A lot or parcel of land situated in the S.E. 1/4 of the S.E. 1/4 of Section 30, Township 16 South, Range 3 West, more particularly described as follows: Commence at the Southwest corner of the above said quarter-quarter and run North along the West line for a distance of 148.05' feet to the point of beginning. Thence continue same distance of 132.0' thence run East for a distance of 148.05' feet, thence run South and parallel to the West line for a distance of 132.0' feet, thence run West for a distance of 148.05' feet to the point of beginning.

Also a strip of land 35.0' feet wide lying West of Lot # 1 Block "A" and Lot # 1 in Block "B" East Warner in the S.E. 1/4 of the S.E. 1/4 of Section 30, Township 16 South, Range 3 West;

Also Lot # 1 in Block "A" according to present plan and survey of East Warner as shown and designated on the duly recorded plat thereof in Volume 5, Page 10 of Map Books, in the Probate Office of Jefferson County, Alabama

and any right, title or interest claimed by Defendant is hereby divested from her and invested in Plaintiff.

The writing referred to in the trial court's decree is as follows: *622

I hereby sell the property in Jefferson County, Alabama to Alice Stagg for the total of $1.00, that includes the house and all.

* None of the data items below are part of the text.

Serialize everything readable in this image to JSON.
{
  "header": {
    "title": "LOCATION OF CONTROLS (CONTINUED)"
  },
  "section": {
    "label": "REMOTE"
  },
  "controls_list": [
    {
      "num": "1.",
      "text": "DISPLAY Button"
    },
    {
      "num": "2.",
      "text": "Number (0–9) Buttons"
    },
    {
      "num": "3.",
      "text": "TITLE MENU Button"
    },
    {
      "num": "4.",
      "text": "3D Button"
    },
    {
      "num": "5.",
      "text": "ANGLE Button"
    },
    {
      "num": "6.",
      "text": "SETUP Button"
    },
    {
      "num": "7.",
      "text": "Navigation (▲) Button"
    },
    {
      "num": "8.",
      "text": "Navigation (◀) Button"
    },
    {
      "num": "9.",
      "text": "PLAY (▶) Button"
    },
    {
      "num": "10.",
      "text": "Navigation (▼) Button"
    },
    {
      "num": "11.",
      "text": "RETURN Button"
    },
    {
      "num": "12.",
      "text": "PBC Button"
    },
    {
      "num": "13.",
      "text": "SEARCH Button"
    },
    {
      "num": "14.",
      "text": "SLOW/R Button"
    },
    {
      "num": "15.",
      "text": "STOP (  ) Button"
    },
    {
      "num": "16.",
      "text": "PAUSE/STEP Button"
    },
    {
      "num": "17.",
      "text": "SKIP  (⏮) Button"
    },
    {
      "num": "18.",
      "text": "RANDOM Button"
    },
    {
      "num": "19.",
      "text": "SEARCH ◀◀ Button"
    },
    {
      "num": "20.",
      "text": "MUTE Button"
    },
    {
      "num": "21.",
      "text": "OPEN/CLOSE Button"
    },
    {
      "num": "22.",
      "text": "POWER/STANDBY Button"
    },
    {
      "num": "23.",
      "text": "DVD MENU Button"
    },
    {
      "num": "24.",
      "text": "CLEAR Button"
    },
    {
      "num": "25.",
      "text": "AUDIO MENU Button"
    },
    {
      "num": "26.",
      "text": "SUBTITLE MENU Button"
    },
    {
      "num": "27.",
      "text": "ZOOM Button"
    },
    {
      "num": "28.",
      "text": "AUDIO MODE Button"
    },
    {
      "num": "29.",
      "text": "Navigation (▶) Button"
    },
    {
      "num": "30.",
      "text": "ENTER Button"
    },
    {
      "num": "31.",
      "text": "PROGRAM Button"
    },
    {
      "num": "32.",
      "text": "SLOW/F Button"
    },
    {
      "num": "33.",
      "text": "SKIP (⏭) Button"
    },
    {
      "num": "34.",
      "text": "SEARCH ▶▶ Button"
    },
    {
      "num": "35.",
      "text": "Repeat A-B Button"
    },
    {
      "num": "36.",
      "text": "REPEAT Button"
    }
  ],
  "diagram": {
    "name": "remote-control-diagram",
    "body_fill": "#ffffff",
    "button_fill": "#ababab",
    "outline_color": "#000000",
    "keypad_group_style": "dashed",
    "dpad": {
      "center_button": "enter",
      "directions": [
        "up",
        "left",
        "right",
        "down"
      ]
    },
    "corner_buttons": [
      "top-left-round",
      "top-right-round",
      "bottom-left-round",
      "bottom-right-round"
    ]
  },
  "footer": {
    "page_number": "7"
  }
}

The property in the section that is known on file as the number 157938 through 157940. The house is mortgage [sic] through Mid-State Homes, Inc. account no. 252004.

Stagg brought a motion to vacate the decree and for a new trial. The motion was denied, and Stagg appealed to this Court, contending that the writing was a valid and unambiguous deed and that the court below erred in admitting extrinsic evidence and in misapplying the law as to vendors' liens.

We do not agree with Stagg's contentions and, finding no error by the trial court, affirm its judgment.

The court below heard the evidence in this case ore tenus. Its judgment, therefore, is presumed correct and will not be reversed on appeal unless we find it to be plainly and palpably wrong. Templeton v. Hickman, 278 Ala. 75, 175 So.2d 768 (1965). However, we would not have found any error even without the oretenus presumption.

The court properly allowed the admission of parol evidence to ascertain the intention of the parties, as the writing which Stagg relies on was ambiguous. It was prepared by a layman, was not in the form of a deed, and was irregular in its contents. Parol evidence may be received to identify the property which the grantor intended to convey. Eufaula National Bank v.Pruett, 128 Ala. 470, 30 So. 731 (1900). The trial court found, and we agree, that the extrinsic evidence showed that the parties intended the writing to be either a lease or an executory sales contract, but not a deed. By either, Stagg was obligated to make mortgage payments and she failed to satisfy that obligation. Equity will not permit her to renege on her contractual obligations and then seek refuge in the parol evidence rule. Winslett v. Rice, 272 Ala. 25, 128 So.2d 94 (1961).

We find no error in the trial court's holding that Van Sant is entitled to a vendor's lien or to possession in the event that the agreement was a lease. The existence of a vendor's lien does not always rest on a completed sale and the execution and delivery of a deed. Here Van Sant had the "lien which a vendor has before conveyance and which consisted of his retention of title as security for the performance of the contract by the vendee." Wingard v. Randall, 269 Ala. 420,113 So.2d 674 (1969). Thus, Van Sant retained title under an executory contract of sale and could enforce payment of the purchase money against Stagg. The lack of an express intent to reserve a vendor's lien by Van Sant is immaterial, as the lien arises by legal implication. Carver v. Eads, 65 Ala. 190 (1880).

We, therefore, conclude that the circuit court did not err and we affirm its judgment.

AFFIRMED.

TORBERT, C.J., and MADDOX, JONES and BEATTY, JJ., concur.